Sombras en El Prado: una mirada a Goya y sus pinturas negras
Por Claudia Carvajal
Entrar a las salas del Museo del Prado con el nombre de Goya en mente es saberse a punto de habitar una frontera: entre luz y sombra, entre razón e instinto, entre historia y delirio.
En está ocasión, voy a centrarme en tres obras de Goya. tres de sus obras más inquietantes: Saturno devorando a su hijo, La romería de San Isidro y Dos viejos comiendo sopa. Tres escenas, tres umbrales.
En está ocasión, voy a centrarme en tres obras de Goya. tres de sus obras más inquietantes: Saturno devorando a su hijo, La romería de San Isidro y Dos viejos comiendo sopa. Tres escenas, tres umbrales.
Saturno devorando a su hijo
Ubicada en una sala distinta de las otras pinturas negras — La pintura atrapa con su violencia. Saturno, de mirada desorbitada, se inclina sobre el torso mutilado de su hijo, que apenas conserva humanidad. Goya no pintó la mitología. Pinta el acto. Saturno no es ya una figura mitológica, sino un espejo deformado del poder que destruye lo que crea. Las manos están manchadas, la boca abierta, los ojos en trance. Es una escena sin contexto, pero definitiva.
Francisco de Goya las pintó entre 1819 y 1823, en las paredes de su propia casa, la Quinta del Sordo.
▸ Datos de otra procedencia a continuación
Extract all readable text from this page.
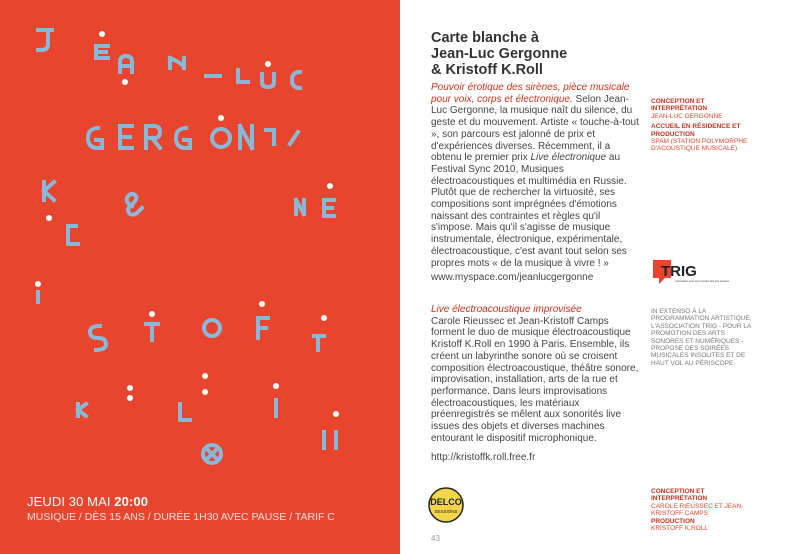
JEUDI 30 MAI 20:00
MUSIQUE / DÈS 15 ANS / DURÉE 1H30 AVEC PAUSE / TARIF C
Carte blanche à
Jean-Luc Gergonne
& Kristoff K.Roll
Pouvoir érotique des sirènes, pièce musicale pour voix, corps et électronique. Selon Jean-Luc Gergonne, la musique naît du silence, du geste et du mouvement. Artiste « touche-à-tout », son parcours est jalonné de prix et d'expériences diverses. Récemment, il a obtenu le premier prix Live électronique au Festival Sync 2010, Musiques électroacoustiques et multimédia en Russie. Plutôt que de rechercher la virtuosité, ses compositions sont imprégnées d'émotions naissant des contraintes et règles qu'il s'impose. Mais qu'il s'agisse de musique instrumentale, électronique, expérimentale, électroacoustique, c'est avant tout selon ses propres mots « de la musique à vivre ! »
www.myspace.com/jeanlucgergonne
Live électroacoustique improvisée
Carole Rieussec et Jean-Kristoff Camps forment le duo de musique électroacoustique Kristoff K.Roll en 1990 à Paris. Ensemble, ils créent un labyrinthe sonore où se croisent composition électroacoustique, théâtre sonore, improvisation, installation, arts de la rue et performance. Dans leurs improvisations électroacoustiques, les matériaux préenregistrés se mêlent aux sonorités live issues des objets et diverses machines entourant le dispositif microphonique.
http://kristoffk.roll.free.fr
43
CONCEPTION ET INTERPRÉTATION
JEAN-LUC GERGONNE
ACCUEIL EN RÉSIDENCE ET PRODUCTION
SPAM (STATION POLYMORPHE D'ACOUSTIQUE MUSICALE)
TRIG
Association pour la promotion des arts sonores
IN EXTENSO À LA PROGRAMMATION ARTISTIQUE, L'ASSOCIATION TRIG - POUR LA PROMOTION DES ARTS SONORES ET NUMÉRIQUES - PROPOSE DES SOIRÉES MUSICALES INSOLITES ET DE HAUT VOL AU PÉRISCOPE.
DELCO
SESSIONS
CONCEPTION ET INTERPRÉTATION
CAROLE RIEUSSEC ET JEAN-KRISTOFF CAMPS
PRODUCTION
KRISTOFF K.ROLL
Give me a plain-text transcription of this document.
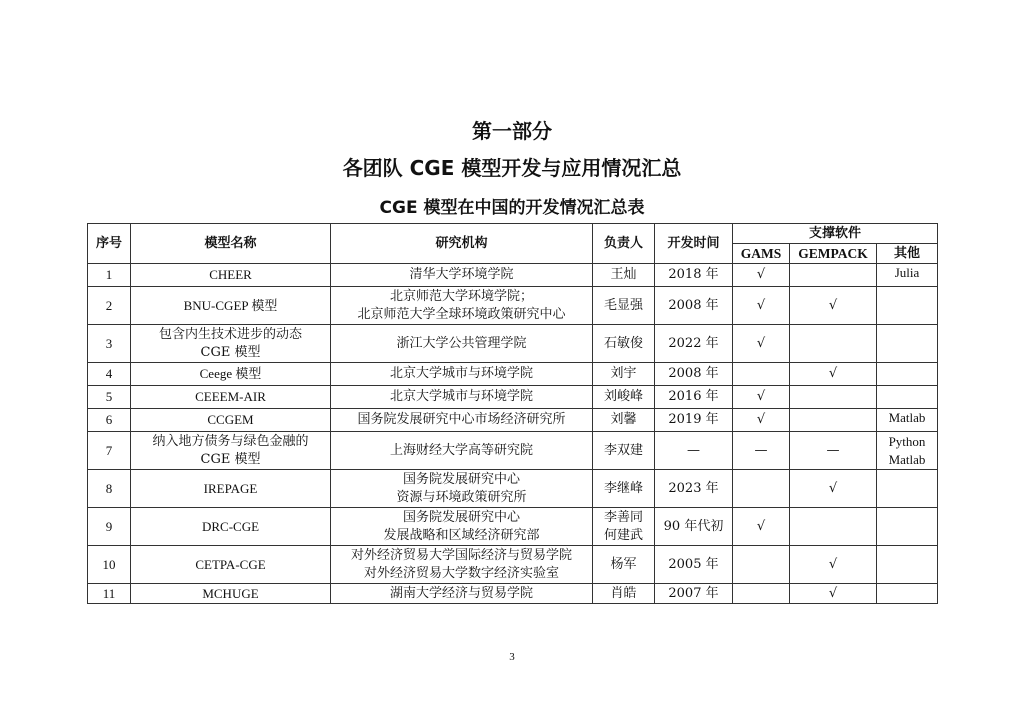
第一部分
各团队 CGE 模型开发与应用情况汇总
CGE 模型在中国的开发情况汇总表
序号	模型名称	研究机构	负责人	开发时间	支撑软件		
					GAMS	GEMPACK	其他
1	CHEER	清华大学环境学院	王灿	2018 年	√		Julia

2	BNU-CGEP 模型	北京师范大学环境学院；
北京师范大学全球环境政策研究中心	毛显强	2008 年	√	√	
3	包含内生技术进步的动态
CGE 模型	浙江大学公共管理学院	石敏俊	2022 年	√		
4	Ceege 模型	北京大学城市与环境学院	刘宇	2008 年		√	
5	CEEEM-AIR	北京大学城市与环境学院	刘峻峰	2016 年	√		
6	CCGEM	国务院发展研究中心市场经济研究所	刘馨	2019 年	√		Matlab

7	纳入地方债务与绿色金融的
CGE 模型	上海财经大学高等研究院	李双建	—	—	—	Python
Matlab

8	IREPAGE	国务院发展研究中心
资源与环境政策研究所	李继峰	2023 年		√	
9	DRC-CGE	国务院发展研究中心
发展战略和区域经济研究部	李善同
何建武	90 年代初	√		
10	CETPA-CGE	对外经济贸易大学国际经济与贸易学院
对外经济贸易大学数字经济实验室	杨军	2005 年		√	
11	MCHUGE	湖南大学经济与贸易学院	肖皓	2007 年		√	
3
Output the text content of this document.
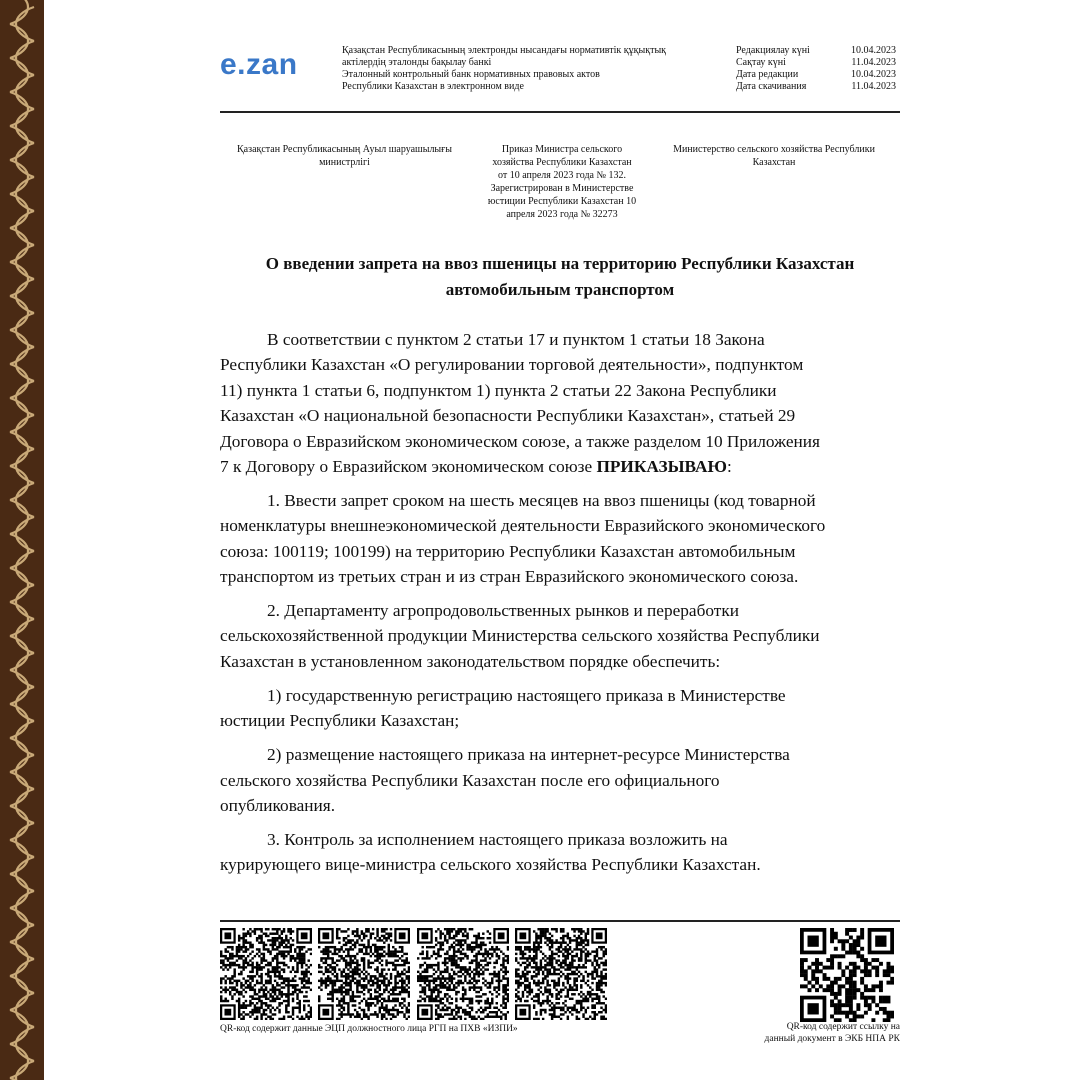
e.zan	Қазақстан Республикасының электронды нысандағы нормативтік құқықтық
актілердің эталонды бақылау банкі
Эталонный контрольный банк нормативных правовых актов
Республики Казахстан в электронном виде
Редакциялау күні	10.04.2023
Сақтау күні	11.04.2023
Дата редакции	10.04.2023
Дата скачивания	11.04.2023
Қазақстан Республикасының Ауыл шаруашылығы
министрлігі
Приказ Министра сельского
хозяйства Республики Казахстан
от 10 апреля 2023 года № 132.
Зарегистрирован в Министерстве
юстиции Республики Казахстан 10
апреля 2023 года № 32273
Министерство сельского хозяйства Республики
Казахстан
О введении запрета на ввоз пшеницы на территорию Республики Казахстан
автомобильным транспортом
В соответствии с пунктом 2 статьи 17 и пунктом 1 статьи 18 Закона
Республики Казахстан «О регулировании торговой деятельности», подпунктом
11) пункта 1 статьи 6, подпунктом 1) пункта 2 статьи 22 Закона Республики
Казахстан «О национальной безопасности Республики Казахстан», статьей 29
Договора о Евразийском экономическом союзе, а также разделом 10 Приложения
7 к Договору о Евразийском экономическом союзе ПРИКАЗЫВАЮ:
1. Ввести запрет сроком на шесть месяцев на ввоз пшеницы (код товарной
номенклатуры внешнеэкономической деятельности Евразийского экономического
союза: 100119; 100199) на территорию Республики Казахстан автомобильным
транспортом из третьих стран и из стран Евразийского экономического союза.
2. Департаменту агропродовольственных рынков и переработки
сельскохозяйственной продукции Министерства сельского хозяйства Республики
Казахстан в установленном законодательством порядке обеспечить:
1) государственную регистрацию настоящего приказа в Министерстве
юстиции Республики Казахстан;
2) размещение настоящего приказа на интернет-ресурсе Министерства
сельского хозяйства Республики Казахстан после его официального
опубликования.
3. Контроль за исполнением настоящего приказа возложить на
курирующего вице-министра сельского хозяйства Республики Казахстан.
QR-код содержит данные ЭЦП должностного лица РГП на ПХВ «ИЗПИ»	QR-код содержит ссылку на
данный документ в ЭКБ НПА РК
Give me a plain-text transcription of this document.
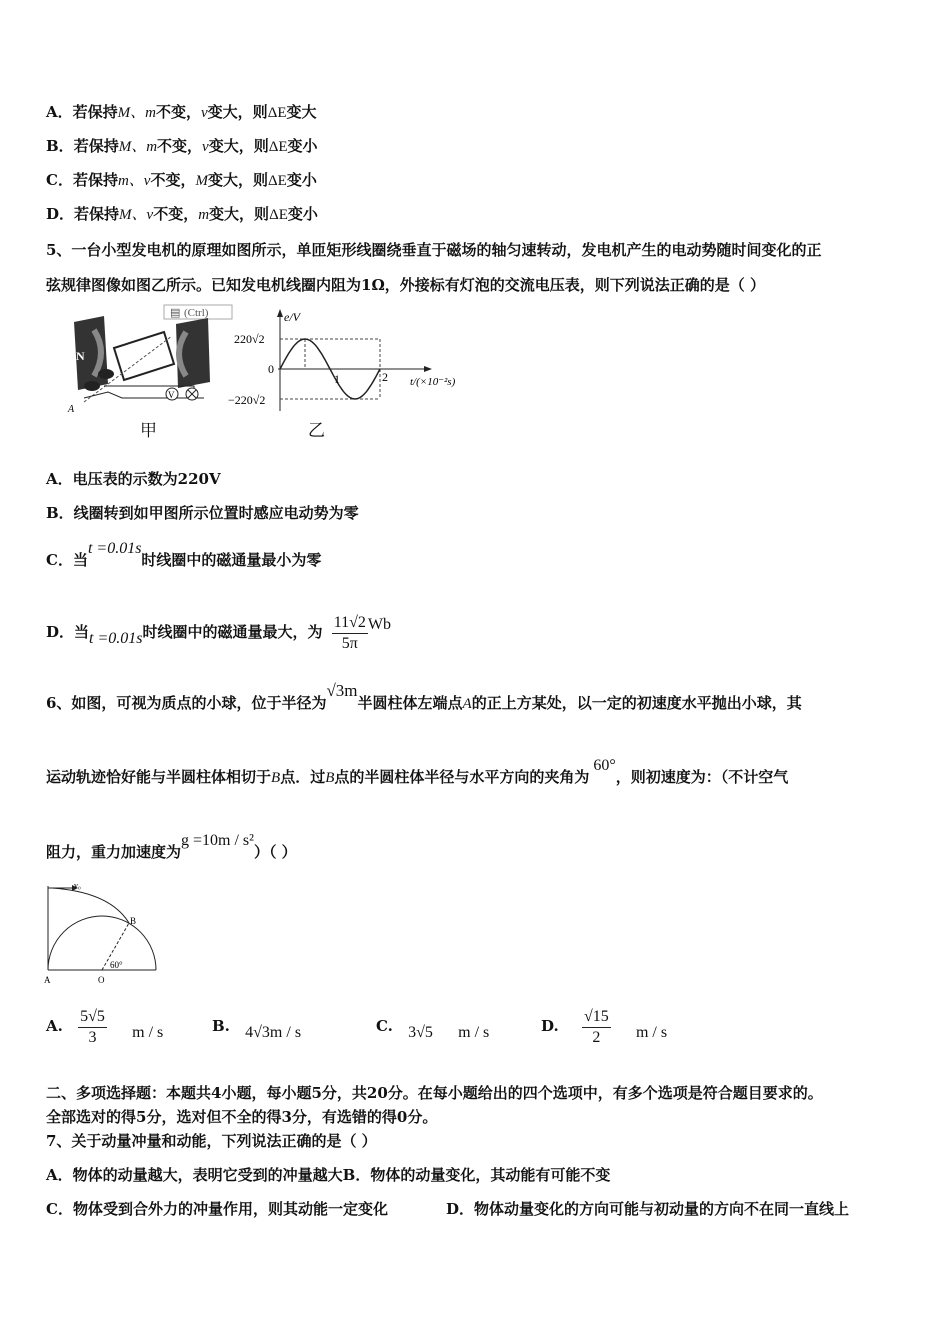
A．若保持M、m不变，v变大，则ΔE变大
B．若保持M、m不变，v变大，则ΔE变小
C．若保持m、v不变，M变大，则ΔE变小
D．若保持M、v不变，m变大，则ΔE变小
5、一台小型发电机的原理如图所示，单匝矩形线圈绕垂直于磁场的轴匀速转动，发电机产生的电动势随时间变化的正
弦规律图像如图乙所示。已知发电机线圈内阻为1Ω，外接标有灯泡的交流电压表，则下列说法正确的是（ ）
▤ (Ctrl)
N
V
A
e/V
220√2
−220√2
0
1	2 t/(×10⁻²s)
甲	乙
A．电压表的示数为220V
B．线圈转到如甲图所示位置时感应电动势为零
C．当t =0.01s时线圈中的磁通量最小为零
D．当t =0.01s时线圈中的磁通量最大，为 $\frac{11√2}{5\pi}$ Wb
6、如图，可视为质点的小球，位于半径为√3m半圆柱体左端点A的正上方某处，以一定的初速度水平抛出小球，其
运动轨迹恰好能与半圆柱体相切于B点．过B点的半圆柱体半径与水平方向的夹角为60°，则初速度为：（不计空气
阻力，重力加速度为g =10m / s²）（ ）
v₀
B
A	O
60°
A. $\frac{5√5}{3}$ m / s	B. 4√3m / s	C. 3√5 m / s	D. $\frac{√15}{2}$ m / s
二、多项选择题：本题共4小题，每小题5分，共20分。在每小题给出的四个选项中，有多个选项是符合题目要求的。
全部选对的得5分，选对但不全的得3分，有选错的得0分。
7、关于动量冲量和动能，下列说法正确的是（ ）
A．物体的动量越大，表明它受到的冲量越大B．物体的动量变化，其动能有可能不变
C．物体受到合外力的冲量作用，则其动能一定变化	D．物体动量变化的方向可能与初动量的方向不在同一直线上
No eran obras para mostrar. Eran gestos privados, murales ejecutados al temple graso y óleo sobre yeso seco, cuando se trasladaron al lienzo tras la muerte del artista. Frente a ella, cuesta quedarse viéndola. La pintura no explica. Expone. Y lo que expone, duele, desgarra y algo en nosotros también se siente devorado.
Es por esta razón que volví otro día al museo, para analizarla y me enfoqué en la pintura, no en lo que hacía sentir.

Dos viejos comiendo sopa
Muy cerca de La romería de San Isidro, esta obra es aún más contenida, pero no menos inquietante. Dos figuras ancianas —una, más fantasmal que humana; la otra, casi cadavérica— comparten un cuenco. La escena es mínima, pero cargada de densidad. No hay narrativa explícita, solo vejez, silencio y la conciencia de que el cuerpo desaparece.
Aquí Goya parece hablar desde la espera de la muerte, sin dramatismo, sin consuelo. Uno siente que los ojos del anciano que come nos observan desde otro tiempo.

La romería de San Isidro
Esta es una de las composiciones más complejas de la serie. Un grupo de personajes —figuras grotescas, carnavalescas, algunos ebrios, otros cantando— se desplaza hacia la colina del santo patrón. La escena, que en principio podría parecer una festividad popular, está impregnada de una atmósfera que deja una sensación inquietante, como si, en su aparente alegría, se escondiera una sombra fatal. Las figuras están estáticas, el horizonte es plano. Hay algo mecánico en el avance, como si los cuerpos no supieran ya por qué caminan.
Aquí no hay crítica explícita, sino ambigüedad. Goya desarma el ritual. Lo muestra despojado de sentido. Lo pinta desde la distancia de quien ha visto el fanatismo, el automatismo, el vacío.
No señala con el dedo, sino que ofrece el desconcierto. ¿Qué celebran? ¿A quién invocan? ¿A qué ritmo se mueven? La pintura parece una danza suspendida entre la devoción y la decadencia.

Visitar las Pinturas Negras no es solo encontrarse con un Goya distinto. Es enfrentarse a una forma de ver el arte como acto límite. Goya nos ofrece una visión que resuena mucho más allá de su época. En cada pincelada, en cada figura, se esconde una parte de su alma atormentada, que aún hoy sigue hablándonos.